STUBE Research Project
towards Systematic Treatment of Uncertainty in Building Eco-design tools
Group : Reliability Engineering and Decision-Making tools
Labelling: none
Duration: 48 months
Funding: ANR JCJC
Staff involved from LARIS: Marie-Lise Pannier, David Bigaud, Thierry Lemenand, 1 PhD to be recruited
Project partners: CEES de Mines Paris ; HEIG-VD
Abstract
The environmental impacts of the building sector can be reduced by applying eco-design tools to new projects or renovations. Life cycle assessment (LCA) is a holistic method for evaluating the impact of a product throughout its life cycle, and is particularly well suited to be applied to buildings. However, there are many sources of uncertainty on the environmental modelling, which could modify the choice of design alternatives. The use of statistical methods to deal with these uncertainties, such as uncertainty analysis (UA) and sensitivity analysis (SA), is essential to increase confidence in LCA and strenghen the decision-making support provided by eco-design tools. However, these methods are still not widely used. There are numerous scientific and technical barriers to overcome in order to make the treatment of uncertainties in building LCA tools both operational (simple, rapid and comprehensible) and systematic.
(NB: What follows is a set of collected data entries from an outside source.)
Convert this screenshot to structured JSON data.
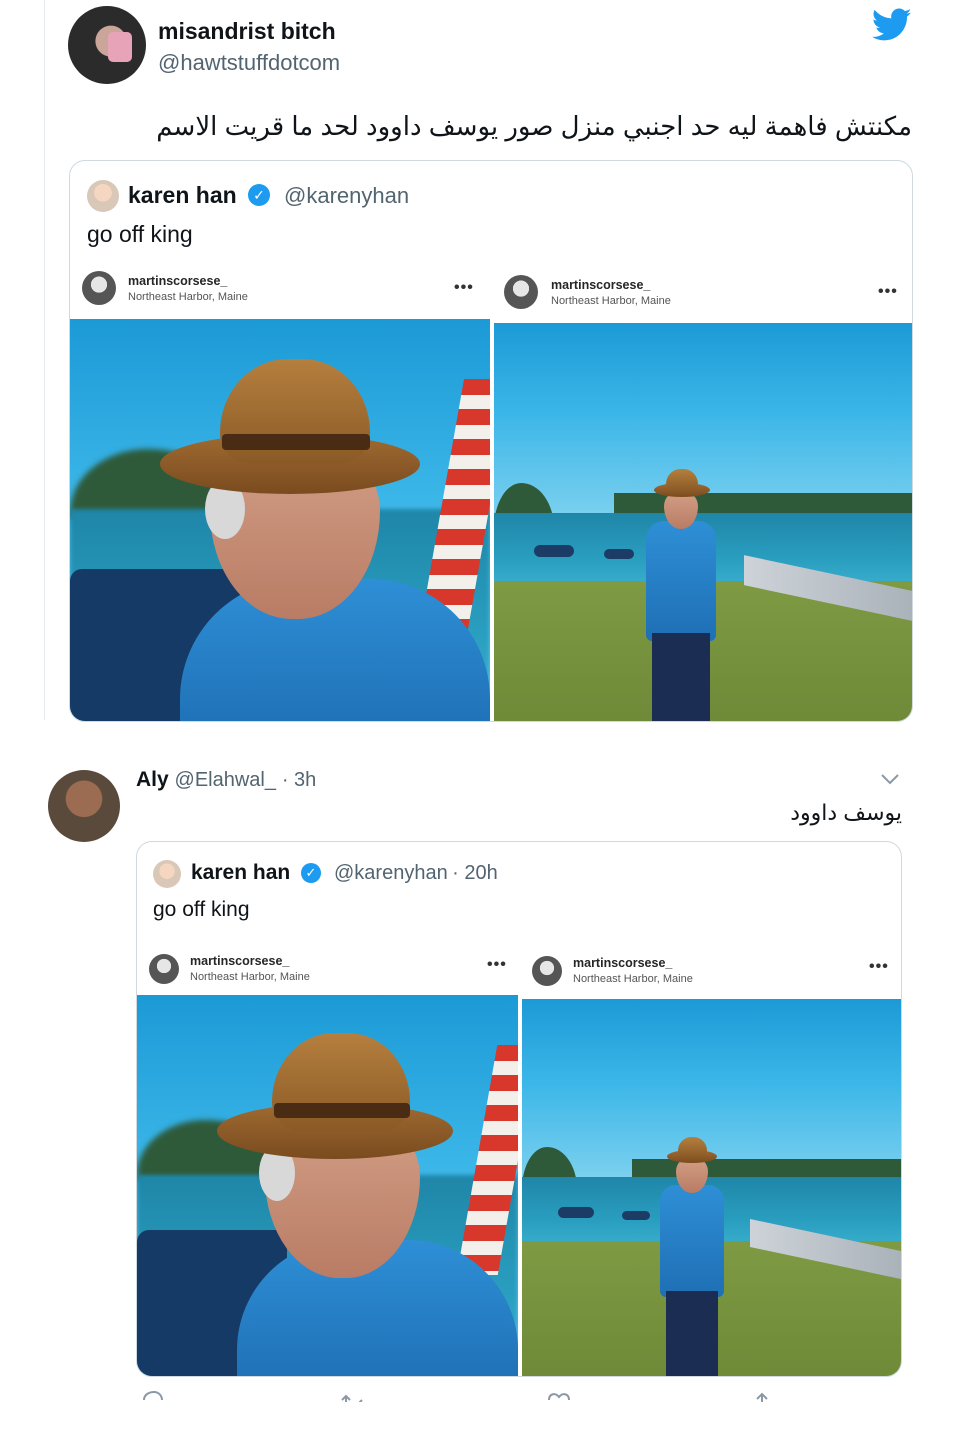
{
  "tweet1": {
    "display_name": "misandrist bitch",
    "handle": "@hawtstuffdotcom",
    "text": "مكنتش فاهمة ليه حد اجنبي منزل صور يوسف داوود لحد ما قريت الاسم",
    "brand_icon": "twitter-bird-icon",
    "brand_color": "#1d9bf0",
    "quoted": {
      "display_name": "karen han",
      "handle": "@karenyhan",
      "verified_icon": "verified-badge-icon",
      "text": "go off king",
      "images": [
        {
          "ig_user": "martinscorsese_",
          "ig_location": "Northeast Harbor, Maine",
          "more": "•••"
        },
        {
          "ig_user": "martinscorsese_",
          "ig_location": "Northeast Harbor, Maine",
          "more": "•••"
        }
      ]
    }
  },
  "tweet2": {
    "display_name": "Aly",
    "handle": "@Elahwal_",
    "time": "· 3h",
    "menu_icon": "chevron-down-icon",
    "text": "يوسف داوود",
    "quoted": {
      "display_name": "karen han",
      "handle": "@karenyhan",
      "time": "· 20h",
      "verified_icon": "verified-badge-icon",
      "text": "go off king",
      "images": [
        {
          "ig_user": "martinscorsese_",
          "ig_location": "Northeast Harbor, Maine",
          "more": "•••"
        },
        {
          "ig_user": "martinscorsese_",
          "ig_location": "Northeast Harbor, Maine",
          "more": "•••"
        }
      ]
    },
    "actions": [
      {
        "icon": "reply-icon"
      },
      {
        "icon": "retweet-icon"
      },
      {
        "icon": "like-icon"
      },
      {
        "icon": "share-icon"
      }
    ]
  }
}
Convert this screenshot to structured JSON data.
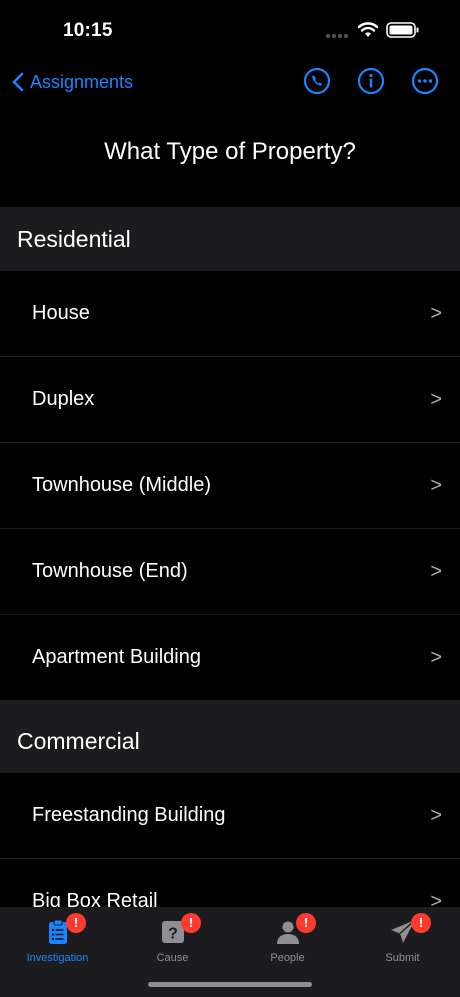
{
  "status_bar": {
    "time": "10:15"
  },
  "nav": {
    "back_label": "Assignments",
    "icons": [
      "phone-icon",
      "info-icon",
      "more-icon"
    ]
  },
  "title": "What Type of Property?",
  "sections": [
    {
      "header": "Residential",
      "items": [
        "House",
        "Duplex",
        "Townhouse (Middle)",
        "Townhouse (End)",
        "Apartment Building"
      ]
    },
    {
      "header": "Commercial",
      "items": [
        "Freestanding Building",
        "Big Box Retail"
      ]
    }
  ],
  "chevron": ">",
  "tabs": [
    {
      "label": "Investigation",
      "icon": "clipboard-icon",
      "badge": "!",
      "active": true
    },
    {
      "label": "Cause",
      "icon": "question-icon",
      "badge": "!",
      "active": false
    },
    {
      "label": "People",
      "icon": "person-icon",
      "badge": "!",
      "active": false
    },
    {
      "label": "Submit",
      "icon": "send-icon",
      "badge": "!",
      "active": false
    }
  ],
  "colors": {
    "accent": "#1a84ff",
    "badge": "#ff3b30",
    "background": "#000000",
    "section": "#1c1c1e"
  }
}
The STUBE project aims to tackle some of these obstacles. To this end, a methodological framework integrating UA and SA will be developed, and appropriate visualisation methods will be proposed. Based on previous work, the project will be divided into three parts. In the first part, the data needed to quantify uncertainties will be collected and the sources of uncertainty to be integrated for different types of study will be identified. In the second part, the aim will be to help choosing UA and SA able capable of dealing with different sources of uncertainty, to assess the effect of uncertainties when comparing alternatives and to evaluate the robustness of the results. Finally, visualisation tools will be proposed to facilitate the interpretation of uncertain results.